FRTYL’S NEED FOR SECURITY
All of the information being stored, sorted and shared between donors, surrogates, recipients and practitioners is extremely sensitive. And today’s HIPAA regulations impose strict guidelines about how this information can be stored. FRTYL knew that it needed cutting-edge technology that would safeguard their users’ privacy. Security solutions that simply stack software on top of an application only introduce more gaps for a breach of data.
Consider that the cost of cyberattacks last year reached more than 1 trillion dollars, with organizations in the U.S. spending more on cybersecurity than on natural disaster recovery. On top of that, credentialed individuals instigated 58 percent of breaches, making them the leading suspects for insider threats. For FRTYL, the solution had to be bulletproof.
TOKENIZING DATA THROUGH THE CLOUD
Enter ALTR. Through our partnership, FRTYL is the first donor matching service to leverage the powerful data security capabilities of blockchain. We’ve enabled FRTYL to safely store and retrieve data, as well as anonymize it so that it can be used as a trusted resource for parents seeking to build their families. This is done by removing sensitive information from the database, fragmenting and scattering it across nodes in our cloud-based vault called the ALTRchain. All that remains are nondescript tokens that point back to the first piece of the blockchain; there’s literally nothing left to steal from the database. This secure network of nodes makes the data self-describing, quantum-safe and protected from any threat, including those posed by insiders. Since there is no key or map to be stolen like traditional tokenization and encryption methods, FRTYL ensures their customers sensitive data is always safe.

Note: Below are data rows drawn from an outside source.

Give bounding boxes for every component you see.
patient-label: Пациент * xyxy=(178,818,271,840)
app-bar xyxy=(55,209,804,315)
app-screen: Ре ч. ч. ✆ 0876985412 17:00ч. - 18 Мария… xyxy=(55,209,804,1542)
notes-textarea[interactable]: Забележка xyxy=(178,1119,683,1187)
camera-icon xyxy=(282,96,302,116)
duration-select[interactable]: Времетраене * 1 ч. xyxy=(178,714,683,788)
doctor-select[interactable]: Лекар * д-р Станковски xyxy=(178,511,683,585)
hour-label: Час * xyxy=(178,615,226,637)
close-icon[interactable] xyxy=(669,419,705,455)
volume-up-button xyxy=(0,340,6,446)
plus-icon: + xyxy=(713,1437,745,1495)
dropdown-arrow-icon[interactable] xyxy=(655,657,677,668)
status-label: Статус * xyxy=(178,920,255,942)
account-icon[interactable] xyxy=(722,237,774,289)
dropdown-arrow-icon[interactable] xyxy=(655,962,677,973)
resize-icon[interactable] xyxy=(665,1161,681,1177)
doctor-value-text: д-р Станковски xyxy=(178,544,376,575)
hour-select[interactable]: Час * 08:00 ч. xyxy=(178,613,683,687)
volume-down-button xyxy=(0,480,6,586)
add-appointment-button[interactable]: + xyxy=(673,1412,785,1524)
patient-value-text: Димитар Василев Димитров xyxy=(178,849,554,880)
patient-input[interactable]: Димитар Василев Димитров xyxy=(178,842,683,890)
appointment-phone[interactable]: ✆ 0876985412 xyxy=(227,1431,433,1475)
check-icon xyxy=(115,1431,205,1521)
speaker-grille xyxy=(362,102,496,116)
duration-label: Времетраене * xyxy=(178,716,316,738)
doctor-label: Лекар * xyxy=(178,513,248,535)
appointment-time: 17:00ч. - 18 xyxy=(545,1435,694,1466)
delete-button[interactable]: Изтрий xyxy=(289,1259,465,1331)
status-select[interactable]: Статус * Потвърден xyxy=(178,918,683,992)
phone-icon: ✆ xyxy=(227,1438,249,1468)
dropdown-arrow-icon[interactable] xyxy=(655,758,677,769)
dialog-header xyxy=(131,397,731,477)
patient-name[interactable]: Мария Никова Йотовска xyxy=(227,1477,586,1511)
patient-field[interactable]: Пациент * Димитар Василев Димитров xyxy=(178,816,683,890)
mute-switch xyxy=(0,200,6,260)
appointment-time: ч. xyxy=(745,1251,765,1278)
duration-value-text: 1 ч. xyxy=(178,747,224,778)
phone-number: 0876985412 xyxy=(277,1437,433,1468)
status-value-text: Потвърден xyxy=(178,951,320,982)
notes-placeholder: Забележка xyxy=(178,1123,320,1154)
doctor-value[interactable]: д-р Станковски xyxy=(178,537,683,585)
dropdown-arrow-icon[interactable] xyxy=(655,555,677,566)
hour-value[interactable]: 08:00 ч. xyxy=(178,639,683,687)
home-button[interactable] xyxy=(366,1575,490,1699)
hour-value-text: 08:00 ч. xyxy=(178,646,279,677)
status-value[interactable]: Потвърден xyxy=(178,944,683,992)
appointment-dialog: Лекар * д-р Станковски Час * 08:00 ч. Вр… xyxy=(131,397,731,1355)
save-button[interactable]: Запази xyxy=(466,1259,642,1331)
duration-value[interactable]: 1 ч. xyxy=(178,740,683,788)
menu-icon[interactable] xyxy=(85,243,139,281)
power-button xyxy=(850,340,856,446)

This pioneering approach to protecting FRTYL through tokenization is made possible through Amazon Web Services, the world’s most comprehensive and broadly adopted cloud platform. Because we utilize the AWS cloud to power our technology, we can guarantee our Data Security as a Service (DSaaS) customers that their information will stay private and protected. While the cloud may be formidable to some, our approach constitutes the cloud a safe place to do business: data is fragmented across storage locations and is unable to be assembled by anyone other than the customer, even those with privileged access to the cloud infrastructure.
We’re helping FRTYL actualize its goal of transforming the way prospective parents use technology to find third-party fertility options. Gail Sexton Anderson, the founder of Donor Concierge and one of the fertility industry’s leading innovators and creative thinkers, told us that our work with FRTYL will give couples and singles “repose that their most precious personal information is protected.”
USING THE CLOUD TO MAKE CLOUD SAFER
With the benefits of the cloud being undeniable, many organizations today feel like they are giving up privacy, control and security for efficiency and scalability. FRTYL is a great example of how our DSaaS approach means you don’t have to sacrifice a thing.